# Module 1, Task 1: Comparison of Memory-Based and Generator-Based Data Loading

**Objective:** To understand and compare two primary methods of loading data: loading the entire dataset into memory versus using a data generator that loads data in batches.

In [None]:
# Install necessary libraries
!pip install tensorflow tensorflow-datasets numpy matplotlib memory_profiler

### Setup
First, let's import the libraries and load a sample of the EuroSAT dataset.
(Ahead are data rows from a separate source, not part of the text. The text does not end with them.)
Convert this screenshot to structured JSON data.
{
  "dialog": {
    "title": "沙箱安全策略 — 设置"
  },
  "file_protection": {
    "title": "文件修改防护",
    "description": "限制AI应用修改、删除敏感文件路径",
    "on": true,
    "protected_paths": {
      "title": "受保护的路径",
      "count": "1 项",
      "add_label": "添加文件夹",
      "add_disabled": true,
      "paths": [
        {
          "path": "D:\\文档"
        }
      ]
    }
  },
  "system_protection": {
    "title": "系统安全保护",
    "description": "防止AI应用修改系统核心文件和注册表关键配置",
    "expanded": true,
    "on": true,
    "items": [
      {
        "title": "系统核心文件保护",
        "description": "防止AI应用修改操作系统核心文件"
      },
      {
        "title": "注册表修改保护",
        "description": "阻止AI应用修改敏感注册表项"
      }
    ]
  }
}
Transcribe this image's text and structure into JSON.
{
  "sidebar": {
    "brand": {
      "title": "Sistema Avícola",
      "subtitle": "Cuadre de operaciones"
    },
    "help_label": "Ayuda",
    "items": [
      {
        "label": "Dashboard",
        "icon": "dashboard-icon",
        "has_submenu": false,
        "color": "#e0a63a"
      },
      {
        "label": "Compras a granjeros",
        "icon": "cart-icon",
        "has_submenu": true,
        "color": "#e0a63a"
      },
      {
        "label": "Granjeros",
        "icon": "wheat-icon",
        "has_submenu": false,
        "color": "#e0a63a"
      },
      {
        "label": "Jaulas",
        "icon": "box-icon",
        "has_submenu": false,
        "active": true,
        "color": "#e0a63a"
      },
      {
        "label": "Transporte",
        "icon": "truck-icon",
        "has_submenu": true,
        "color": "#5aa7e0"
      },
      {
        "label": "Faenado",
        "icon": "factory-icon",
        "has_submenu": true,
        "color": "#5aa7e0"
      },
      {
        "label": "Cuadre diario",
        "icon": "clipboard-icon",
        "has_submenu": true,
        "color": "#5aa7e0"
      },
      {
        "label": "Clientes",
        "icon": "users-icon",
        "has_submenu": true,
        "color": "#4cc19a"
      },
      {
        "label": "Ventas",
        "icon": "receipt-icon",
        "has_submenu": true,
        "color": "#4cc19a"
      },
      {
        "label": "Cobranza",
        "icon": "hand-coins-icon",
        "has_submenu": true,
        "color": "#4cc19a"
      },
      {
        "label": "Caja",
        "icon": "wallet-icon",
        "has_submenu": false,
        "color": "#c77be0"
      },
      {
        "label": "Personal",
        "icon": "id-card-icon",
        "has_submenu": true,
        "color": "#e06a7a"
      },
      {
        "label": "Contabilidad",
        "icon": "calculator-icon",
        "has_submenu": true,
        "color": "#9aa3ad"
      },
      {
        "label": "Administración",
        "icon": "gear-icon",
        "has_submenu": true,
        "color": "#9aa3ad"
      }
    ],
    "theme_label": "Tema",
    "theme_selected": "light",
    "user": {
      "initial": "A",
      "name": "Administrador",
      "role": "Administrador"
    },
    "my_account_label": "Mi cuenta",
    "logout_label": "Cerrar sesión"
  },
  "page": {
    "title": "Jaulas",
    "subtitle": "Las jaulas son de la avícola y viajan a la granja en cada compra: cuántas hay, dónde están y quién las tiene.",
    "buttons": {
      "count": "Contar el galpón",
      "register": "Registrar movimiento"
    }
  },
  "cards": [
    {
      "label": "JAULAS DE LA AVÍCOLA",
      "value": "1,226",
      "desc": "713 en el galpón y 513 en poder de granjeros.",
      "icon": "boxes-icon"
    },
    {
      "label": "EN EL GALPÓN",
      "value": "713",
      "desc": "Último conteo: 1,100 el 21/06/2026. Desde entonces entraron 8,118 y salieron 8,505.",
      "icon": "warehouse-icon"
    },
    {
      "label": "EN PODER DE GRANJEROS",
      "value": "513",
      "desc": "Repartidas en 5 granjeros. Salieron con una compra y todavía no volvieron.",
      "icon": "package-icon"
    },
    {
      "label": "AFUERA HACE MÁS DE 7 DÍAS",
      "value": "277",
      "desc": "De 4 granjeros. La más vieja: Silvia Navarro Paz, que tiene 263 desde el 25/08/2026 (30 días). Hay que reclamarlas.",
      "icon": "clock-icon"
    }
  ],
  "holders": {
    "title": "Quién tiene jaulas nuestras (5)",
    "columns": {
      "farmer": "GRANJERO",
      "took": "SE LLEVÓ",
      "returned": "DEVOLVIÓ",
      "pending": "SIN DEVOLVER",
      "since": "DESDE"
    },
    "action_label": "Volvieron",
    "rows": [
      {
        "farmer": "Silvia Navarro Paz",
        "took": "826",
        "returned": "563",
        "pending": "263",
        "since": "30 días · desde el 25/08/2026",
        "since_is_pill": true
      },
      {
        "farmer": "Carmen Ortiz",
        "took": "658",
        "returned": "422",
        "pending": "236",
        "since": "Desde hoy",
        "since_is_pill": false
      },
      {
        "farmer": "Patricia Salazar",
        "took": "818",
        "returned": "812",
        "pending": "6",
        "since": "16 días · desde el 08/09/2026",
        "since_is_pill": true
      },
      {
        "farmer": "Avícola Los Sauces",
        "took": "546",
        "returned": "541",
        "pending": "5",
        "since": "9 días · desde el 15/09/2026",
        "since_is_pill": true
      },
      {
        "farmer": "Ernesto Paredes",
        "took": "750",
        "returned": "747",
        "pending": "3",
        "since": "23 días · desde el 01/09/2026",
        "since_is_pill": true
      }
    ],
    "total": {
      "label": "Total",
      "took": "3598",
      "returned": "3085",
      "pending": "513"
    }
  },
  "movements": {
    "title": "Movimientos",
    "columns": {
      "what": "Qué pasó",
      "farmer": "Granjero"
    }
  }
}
We'll use `tensorflow_datasets` for convenience.

In [None]:
import tensorflow as tf
import tensorflow_datasets as tfds
import numpy as np
import time
import matplotlib.pyplot as plt
from memory_profiler import memory_usage

# Load the EuroSAT dataset metadata
ds, ds_info = tfds.load('eurosat/rgb', with_info=True, as_supervised=True)
train_ds = ds['train']

print(f"Total number of images in the dataset: {ds_info.splits['train'].num_examples}")
print(f"Image shape: {ds_info.features['image'].shape}")
print(f"Number of classes: {ds_info.features['label'].num_classes}")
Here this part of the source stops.